Essstörungen – von Magersucht bis zur Binge Eating Disorder

7. Nov 2008 | Von | Rubrik: Ernährung und Diät, Krankheiten und Probleme

Das heutige Leben ist oft von Stress und Leistungsorientierung sowie von verschiedenen Schönheitsidealen gekennzeichnet. Dies sind häufige Faktoren für eine seelische Belastung, die sich wiederum in verschiedenen Krankheitsbildern äußern kann. Etwas, das ganz häufig durch die Kombination dieser drei Merkmale des modernen Lebens auftritt, sind die Essstörungen.

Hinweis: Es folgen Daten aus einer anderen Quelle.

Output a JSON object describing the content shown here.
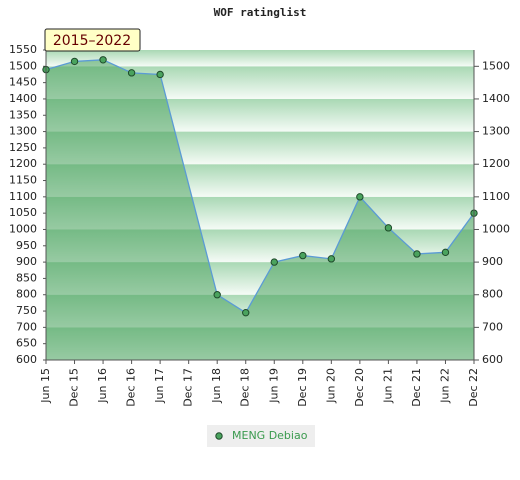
{
  "chart_data": {
    "type": "area",
    "title": "WOF ratinglist",
    "annotation": "2015–2022",
    "x": [
      0,
      6,
      12,
      18,
      24,
      36,
      42,
      48,
      54,
      60,
      66,
      72,
      78,
      84,
      90
    ],
    "xlim": [
      0,
      90
    ],
    "xticks": [
      {
        "value": 0,
        "label": "Jun 15"
      },
      {
        "value": 6,
        "label": "Dec 15"
      },
      {
        "value": 12,
        "label": "Jun 16"
      },
      {
        "value": 18,
        "label": "Dec 16"
      },
      {
        "value": 24,
        "label": "Jun 17"
      },
      {
        "value": 30,
        "label": "Dec 17"
      },
      {
        "value": 36,
        "label": "Jun 18"
      },
      {
        "value": 42,
        "label": "Dec 18"
      },
      {
        "value": 48,
        "label": "Jun 19"
      },
      {
        "value": 54,
        "label": "Dec 19"
      },
      {
        "value": 60,
        "label": "Jun 20"
      },
      {
        "value": 66,
        "label": "Dec 20"
      },
      {
        "value": 72,
        "label": "Jun 21"
      },
      {
        "value": 78,
        "label": "Dec 21"
      },
      {
        "value": 84,
        "label": "Jun 22"
      },
      {
        "value": 90,
        "label": "Dec 22"
      }
    ],
    "series": [
      {
        "name": "MENG Debiao",
        "color": "#4aa35e",
        "line_color": "#5b9bd5",
        "values": [
          1490,
          1515,
          1520,
          1480,
          1475,
          800,
          745,
          900,
          920,
          910,
          1100,
          1005,
          925,
          930,
          1050
        ]
      }
    ],
    "ylim": [
      600,
      1550
    ],
    "yticks": [
      600,
      650,
      700,
      750,
      800,
      850,
      900,
      950,
      1000,
      1050,
      1100,
      1150,
      1200,
      1250,
      1300,
      1350,
      1400,
      1450,
      1500,
      1550
    ],
    "y2lim": [
      600,
      1550
    ],
    "y2ticks": [
      600,
      700,
      800,
      900,
      1000,
      1100,
      1200,
      1300,
      1400,
      1500
    ],
    "legend": "bottom"
  }
}
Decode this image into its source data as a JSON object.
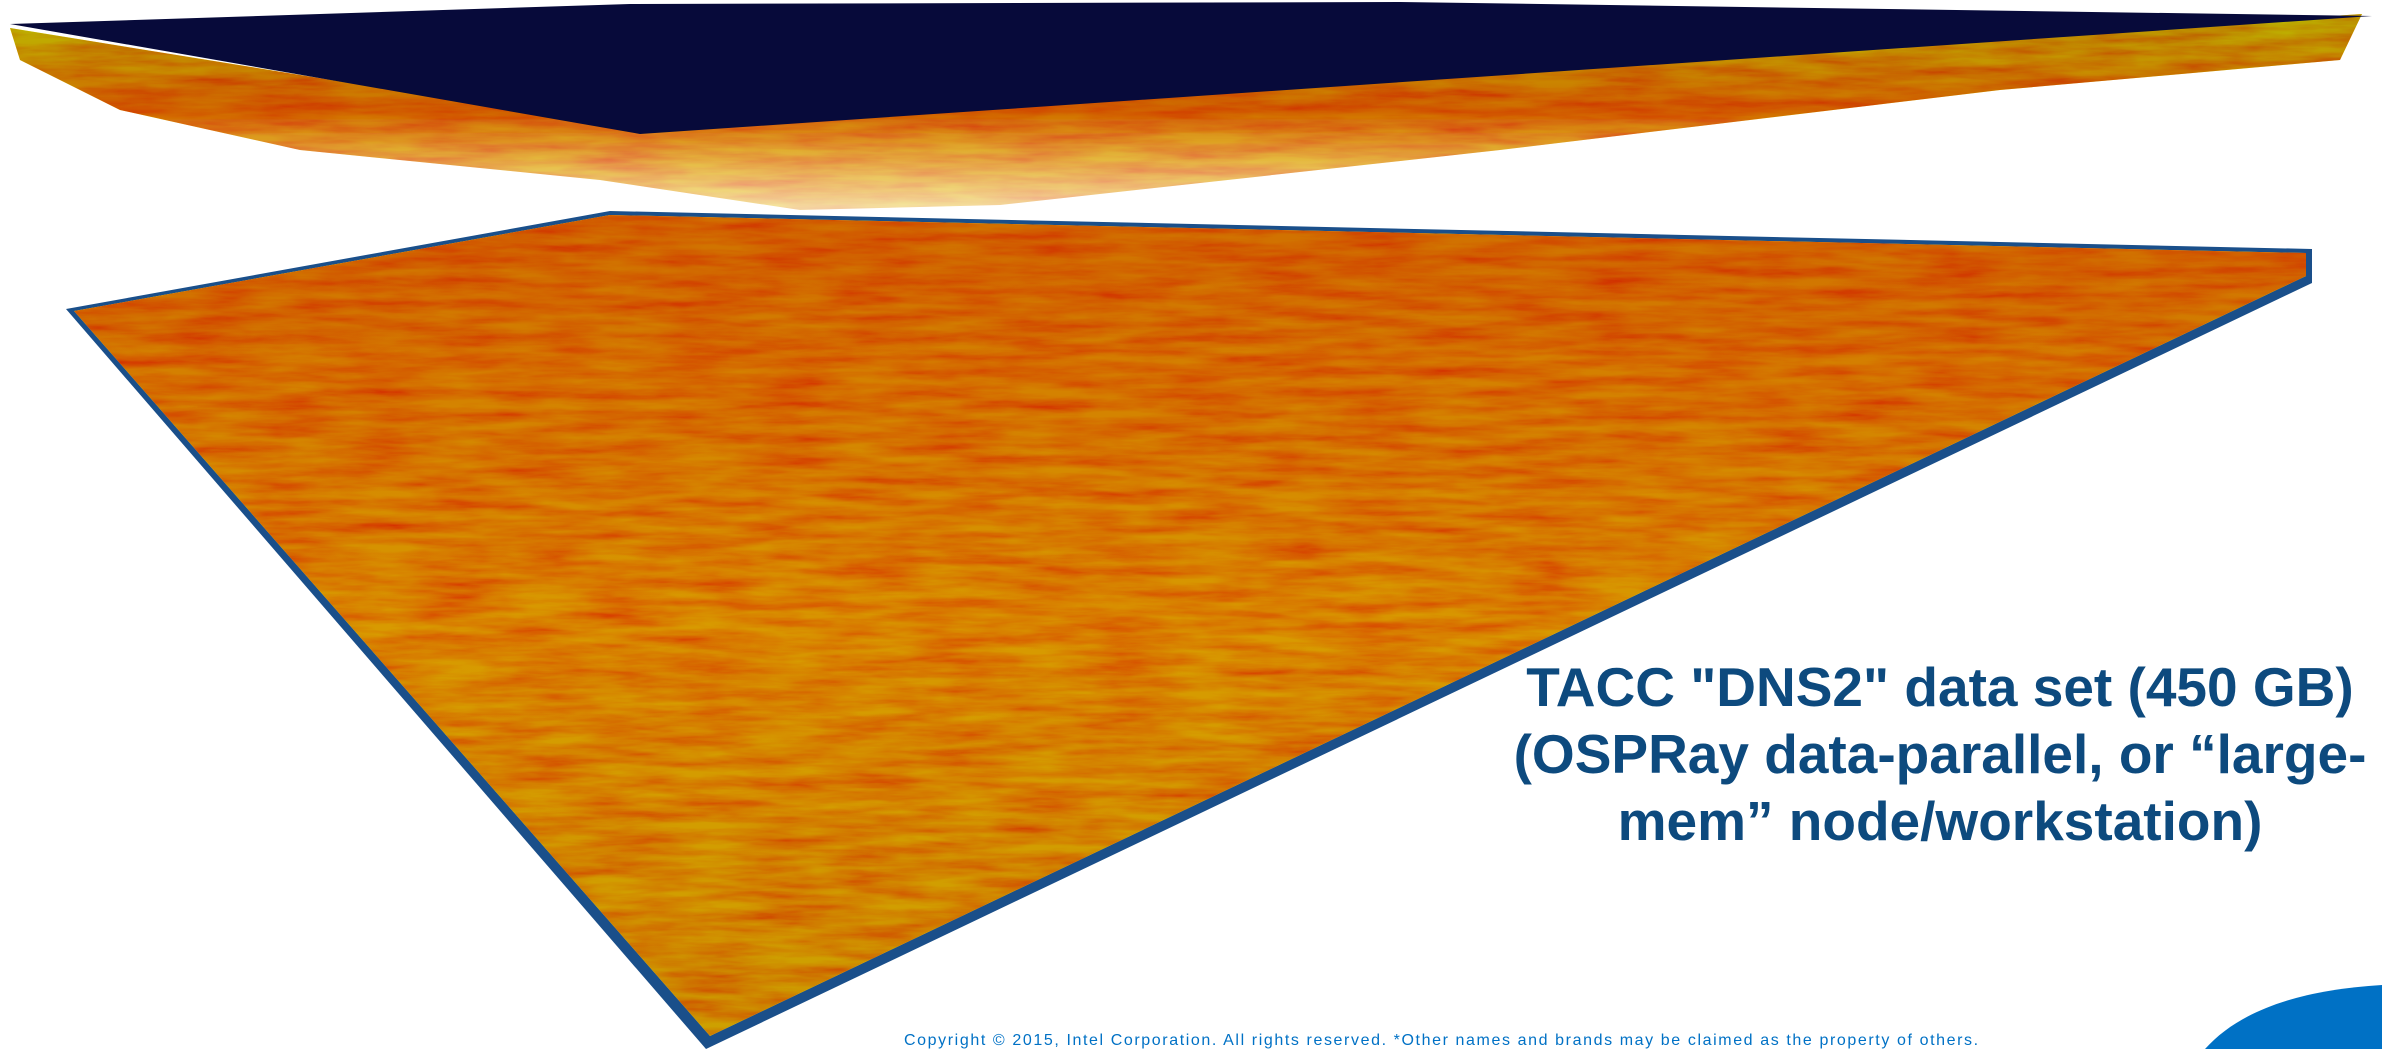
{
  "caption": {
    "lines": [
      "TACC \"DNS2\" data set (450 GB)",
      "(OSPRay data-parallel, or “large-",
      "mem” node/workstation)"
    ]
  },
  "footer": {
    "copyright": "Copyright © 2015, Intel Corporation. All rights reserved. *Other names and brands may be claimed as the property of others."
  }
}
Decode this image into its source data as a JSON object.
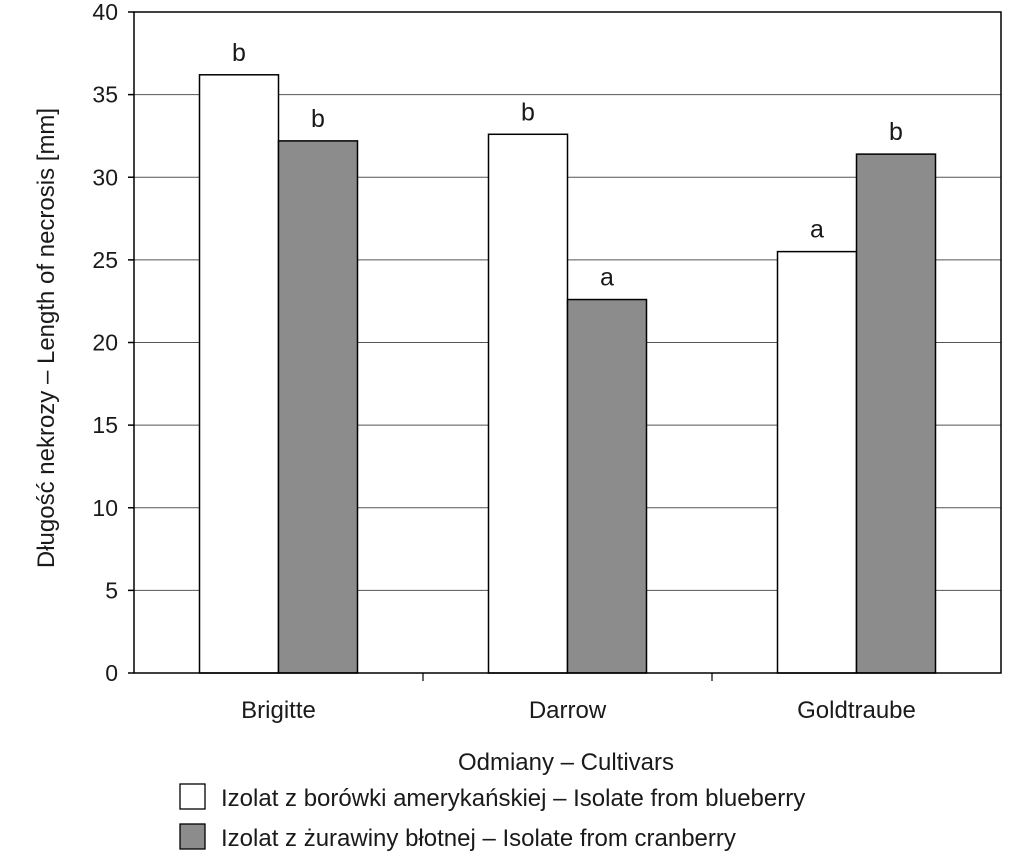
{
  "chart_data": {
    "type": "bar",
    "xlabel": "Odmiany – Cultivars",
    "ylabel": "Długość nekrozy – Length of necrosis [mm]",
    "categories": [
      "Brigitte",
      "Darrow",
      "Goldtraube"
    ],
    "ylim": [
      0,
      40
    ],
    "yticks": [
      "0",
      "5",
      "10",
      "15",
      "20",
      "25",
      "30",
      "35",
      "40"
    ],
    "grid": true,
    "legend_position": "bottom",
    "series": [
      {
        "name": "Izolat z borówki amerykańskiej – Isolate from blueberry",
        "color": "#ffffff",
        "values": [
          36.2,
          32.6,
          25.5
        ],
        "labels": [
          "b",
          "b",
          "a"
        ]
      },
      {
        "name": "Izolat z żurawiny błotnej – Isolate from cranberry",
        "color": "#8c8c8c",
        "values": [
          32.2,
          22.6,
          31.4
        ],
        "labels": [
          "b",
          "a",
          "b"
        ]
      }
    ]
  }
}
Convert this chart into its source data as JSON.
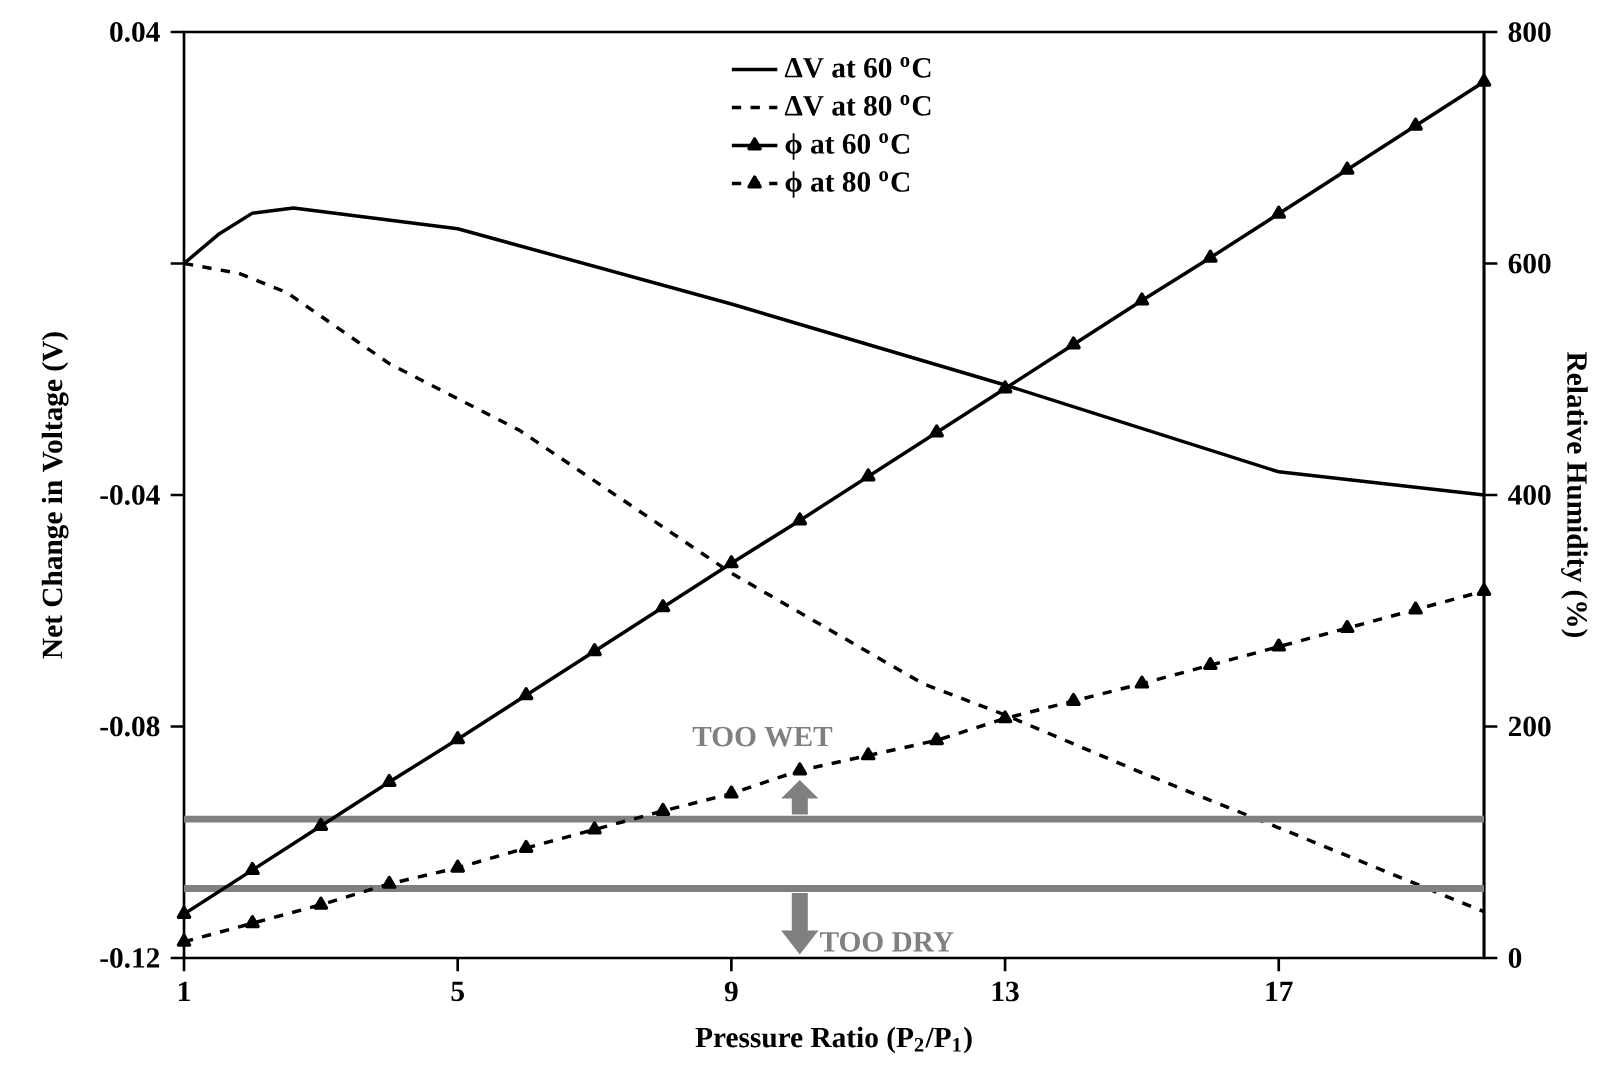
{
  "chart_data": {
    "type": "line",
    "xlabel": "Pressure Ratio (P$_{2}$/P$_{1}$)",
    "ylabel": "Net Change in Voltage (V)",
    "y2label": "Relative Humidity (%)",
    "xlim": [
      1,
      20
    ],
    "xticks": [
      1,
      5,
      9,
      13,
      17
    ],
    "ylim": [
      -0.12,
      0.04
    ],
    "yticks": [
      -0.12,
      -0.08,
      -0.04,
      {
        "value": 0,
        "label": null
      },
      0.04
    ],
    "y2lim": [
      0,
      800
    ],
    "y2ticks": [
      0,
      200,
      400,
      600,
      800
    ],
    "legend": "top",
    "series": [
      {
        "name": "ΔV at 60 $^{o}$C",
        "color": "#000000",
        "marker": "none",
        "line_style": "solid",
        "x": [
          1,
          1.5,
          2,
          2.6,
          5,
          9,
          13,
          17,
          20
        ],
        "values": [
          0,
          0.005,
          0.0087,
          0.0096,
          0.006,
          -0.007,
          -0.021,
          -0.036,
          -0.04
        ]
      },
      {
        "name": "ΔV at 80 $^{o}$C",
        "color": "#000000",
        "marker": "none",
        "line_style": "dashed",
        "x": [
          1,
          1.8,
          2.5,
          4,
          5.9,
          9,
          11.8,
          13,
          15,
          17,
          20
        ],
        "values": [
          0,
          -0.0017,
          -0.005,
          -0.0173,
          -0.0288,
          -0.0535,
          -0.0726,
          -0.078,
          -0.088,
          -0.0975,
          -0.112
        ]
      },
      {
        "name": "ϕ at 60 $^{o}$C",
        "color": "#000000",
        "marker": "triangle",
        "line_style": "solid",
        "axis": "y2",
        "x": [
          1,
          2,
          3,
          4,
          5,
          6,
          7,
          8,
          9,
          10,
          11,
          12,
          13,
          14,
          15,
          16,
          17,
          18,
          19,
          20
        ],
        "values": [
          38,
          76,
          114,
          152,
          189,
          227,
          265,
          303,
          341,
          378,
          416,
          454,
          492,
          530,
          568,
          605,
          643,
          681,
          719,
          757
        ]
      },
      {
        "name": "ϕ at 80 $^{o}$C",
        "color": "#000000",
        "marker": "triangle",
        "line_style": "dashed",
        "axis": "y2",
        "x": [
          1,
          2,
          3,
          4,
          5,
          6,
          7,
          8,
          9,
          10,
          11,
          12,
          13,
          14,
          15,
          16,
          17,
          18,
          19,
          20
        ],
        "values": [
          14,
          30,
          46,
          64,
          78,
          95,
          111,
          127,
          142,
          162,
          175,
          188,
          207,
          222,
          237,
          253,
          269,
          285,
          301,
          317
        ]
      }
    ],
    "ref_lines": [
      {
        "axis": "y2",
        "value": 120,
        "color": "#808080"
      },
      {
        "axis": "y2",
        "value": 60,
        "color": "#808080"
      }
    ],
    "annotations": [
      "TOO WET",
      "TOO DRY"
    ]
  }
}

Von Essstörungen gibt es zahlreiche verschiedene Formen. Die wichtigsten Arten sind Magersucht (Anorexia nervosa), Binge Eating Disorder und die Ess-Brech-Sucht (Bulimia nervosa). Oft gehen die Essstörungen in einander über. Beispielsweise entwickelt jemand, der vorher magersüchtig war, eine Ess-Brech-Sucht.

All diese Essstörungen sind sehr gefährlich für den Organismus und die Leistungsfähigkeit des Menschen, mitunter führen sie sogar bis zum Tod. Deswegen ist es sehr wichtig, die Anzeichen einer solchen Erkrankung so früh wie möglich zu erkennen und die Krankheit im Keim zu ersticken. Denn ist jemand erst einmal in den Sog der Essstörungen geraten, kommt er da nur noch schwer hinaus.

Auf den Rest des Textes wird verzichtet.